Don Fry Commentary on WYPR
If there is one key economic resource that’s fundamental to the business climate, it’s transportation.
A good transportation infrastructure relates directly to a growing economy and job creation.
That’s why, despite the fact that no one likes tax increases, we must understand the perspective of lawmakers who are proposing to increase Maryland’s gasoline tax, one of the largest sources of funding for our state’s transportation infrastructure.
For example, Senate President Mike Miller’s proposal for a 12-cent per gallon gas tax increase may make drivers wince at first glance. But Miller’s proposal, which would raise an additional $400 million per year, effectively frames Maryland’s transportation dilemma.
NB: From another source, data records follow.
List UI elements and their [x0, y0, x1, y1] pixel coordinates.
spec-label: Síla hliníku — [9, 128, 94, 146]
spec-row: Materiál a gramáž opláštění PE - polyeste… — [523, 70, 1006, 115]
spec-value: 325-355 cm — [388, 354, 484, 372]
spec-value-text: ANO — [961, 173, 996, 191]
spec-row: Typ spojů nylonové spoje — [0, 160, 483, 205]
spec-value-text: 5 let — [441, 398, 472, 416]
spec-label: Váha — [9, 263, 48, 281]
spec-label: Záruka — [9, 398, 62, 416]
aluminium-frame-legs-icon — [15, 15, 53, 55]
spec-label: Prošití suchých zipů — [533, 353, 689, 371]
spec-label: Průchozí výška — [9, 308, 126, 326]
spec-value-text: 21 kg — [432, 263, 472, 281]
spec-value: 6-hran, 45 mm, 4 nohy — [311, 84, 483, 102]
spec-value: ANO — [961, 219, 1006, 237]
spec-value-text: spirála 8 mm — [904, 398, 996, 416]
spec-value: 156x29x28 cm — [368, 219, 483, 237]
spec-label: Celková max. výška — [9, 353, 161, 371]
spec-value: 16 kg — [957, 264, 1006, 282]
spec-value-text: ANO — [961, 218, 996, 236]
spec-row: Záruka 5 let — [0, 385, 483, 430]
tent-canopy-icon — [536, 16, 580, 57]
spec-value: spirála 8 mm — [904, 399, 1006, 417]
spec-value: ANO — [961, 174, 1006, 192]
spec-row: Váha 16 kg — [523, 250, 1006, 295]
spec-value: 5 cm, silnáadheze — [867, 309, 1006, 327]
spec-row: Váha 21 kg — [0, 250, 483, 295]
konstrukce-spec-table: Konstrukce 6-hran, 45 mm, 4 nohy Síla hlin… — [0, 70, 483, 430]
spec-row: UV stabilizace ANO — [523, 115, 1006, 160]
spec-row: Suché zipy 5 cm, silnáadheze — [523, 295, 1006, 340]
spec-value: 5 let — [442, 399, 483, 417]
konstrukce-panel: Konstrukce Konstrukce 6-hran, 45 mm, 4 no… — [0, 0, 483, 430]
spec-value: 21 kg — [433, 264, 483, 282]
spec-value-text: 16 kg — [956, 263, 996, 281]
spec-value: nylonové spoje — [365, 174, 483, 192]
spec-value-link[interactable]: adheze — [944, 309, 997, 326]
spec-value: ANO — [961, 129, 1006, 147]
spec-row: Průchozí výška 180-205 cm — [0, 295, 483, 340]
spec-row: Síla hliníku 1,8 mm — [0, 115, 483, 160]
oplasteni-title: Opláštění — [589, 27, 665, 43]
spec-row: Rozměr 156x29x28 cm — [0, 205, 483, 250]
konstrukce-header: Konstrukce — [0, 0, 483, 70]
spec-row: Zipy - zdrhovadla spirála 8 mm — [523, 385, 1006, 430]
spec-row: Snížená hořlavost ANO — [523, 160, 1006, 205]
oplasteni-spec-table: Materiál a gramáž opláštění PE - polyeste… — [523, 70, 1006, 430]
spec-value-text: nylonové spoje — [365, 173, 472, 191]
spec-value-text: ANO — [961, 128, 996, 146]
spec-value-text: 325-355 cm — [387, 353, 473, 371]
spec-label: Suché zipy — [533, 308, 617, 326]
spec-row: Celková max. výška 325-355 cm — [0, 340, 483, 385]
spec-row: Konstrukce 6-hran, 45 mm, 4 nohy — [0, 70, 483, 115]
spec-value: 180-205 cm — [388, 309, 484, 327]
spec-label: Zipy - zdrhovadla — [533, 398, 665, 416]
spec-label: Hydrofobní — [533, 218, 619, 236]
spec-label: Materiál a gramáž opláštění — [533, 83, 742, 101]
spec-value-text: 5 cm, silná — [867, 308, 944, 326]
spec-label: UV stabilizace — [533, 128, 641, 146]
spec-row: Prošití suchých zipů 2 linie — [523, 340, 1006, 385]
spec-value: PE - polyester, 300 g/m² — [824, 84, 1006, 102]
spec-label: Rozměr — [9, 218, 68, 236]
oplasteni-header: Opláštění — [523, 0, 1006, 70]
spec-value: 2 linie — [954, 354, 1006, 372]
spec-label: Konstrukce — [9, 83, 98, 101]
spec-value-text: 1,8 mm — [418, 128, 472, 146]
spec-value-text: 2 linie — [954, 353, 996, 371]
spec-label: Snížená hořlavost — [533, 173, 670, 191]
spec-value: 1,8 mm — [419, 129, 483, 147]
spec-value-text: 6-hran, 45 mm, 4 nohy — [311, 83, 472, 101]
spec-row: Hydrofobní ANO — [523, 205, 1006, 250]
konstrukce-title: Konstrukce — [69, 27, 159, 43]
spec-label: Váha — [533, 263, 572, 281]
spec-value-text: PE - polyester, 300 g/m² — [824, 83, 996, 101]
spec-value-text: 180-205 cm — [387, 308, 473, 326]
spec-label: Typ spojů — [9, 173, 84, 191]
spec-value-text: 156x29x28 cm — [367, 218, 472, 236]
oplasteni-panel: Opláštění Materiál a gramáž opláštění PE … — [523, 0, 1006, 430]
Experts say that between $400 and $600 million in new revenue per year is needed to adequately fund highways, transit, port and aviation facilities, and other key elements of Maryland’s future transportation infrastructure. The reason? Maryland’s transportation costs are increasing 4.5 percent per year, while transportation revenue is increasing only 2.6 percent annually.
A 12-cent increase would close most of that gap and would put the state’s gas tax at 35.5 cents per gallon — about 15 percent of the current price of regular gas. That’s a smaller percent than after Maryland’s last gas tax increase in 1992, when the tax equated to 21 percent of the price.
In Baltimore, as many as 210,000 more people will live in our region in 10 years. We’ll all want to get around without the kind of mobility nightmares suffered in other metropolitan areas — and that we, in the Baltimore region, have mostly avoided until now.
Whether through gas tax increases or some other option, Maryland is going to have to find a way — if not this year, then soon – to raise between $400 and $600 million per year to pay for more than 90 transportation projects now in the planning stages, but not yet funded.
Transportation funding represents Maryland’s most significant economic development challenge over the next decade. It’s important that we act sooner, rather than later.
For the Regional Business Report, this is Don Fry, President & CEO of the Greater Baltimore Committee, for 88.1 WYPR, your NPR news station.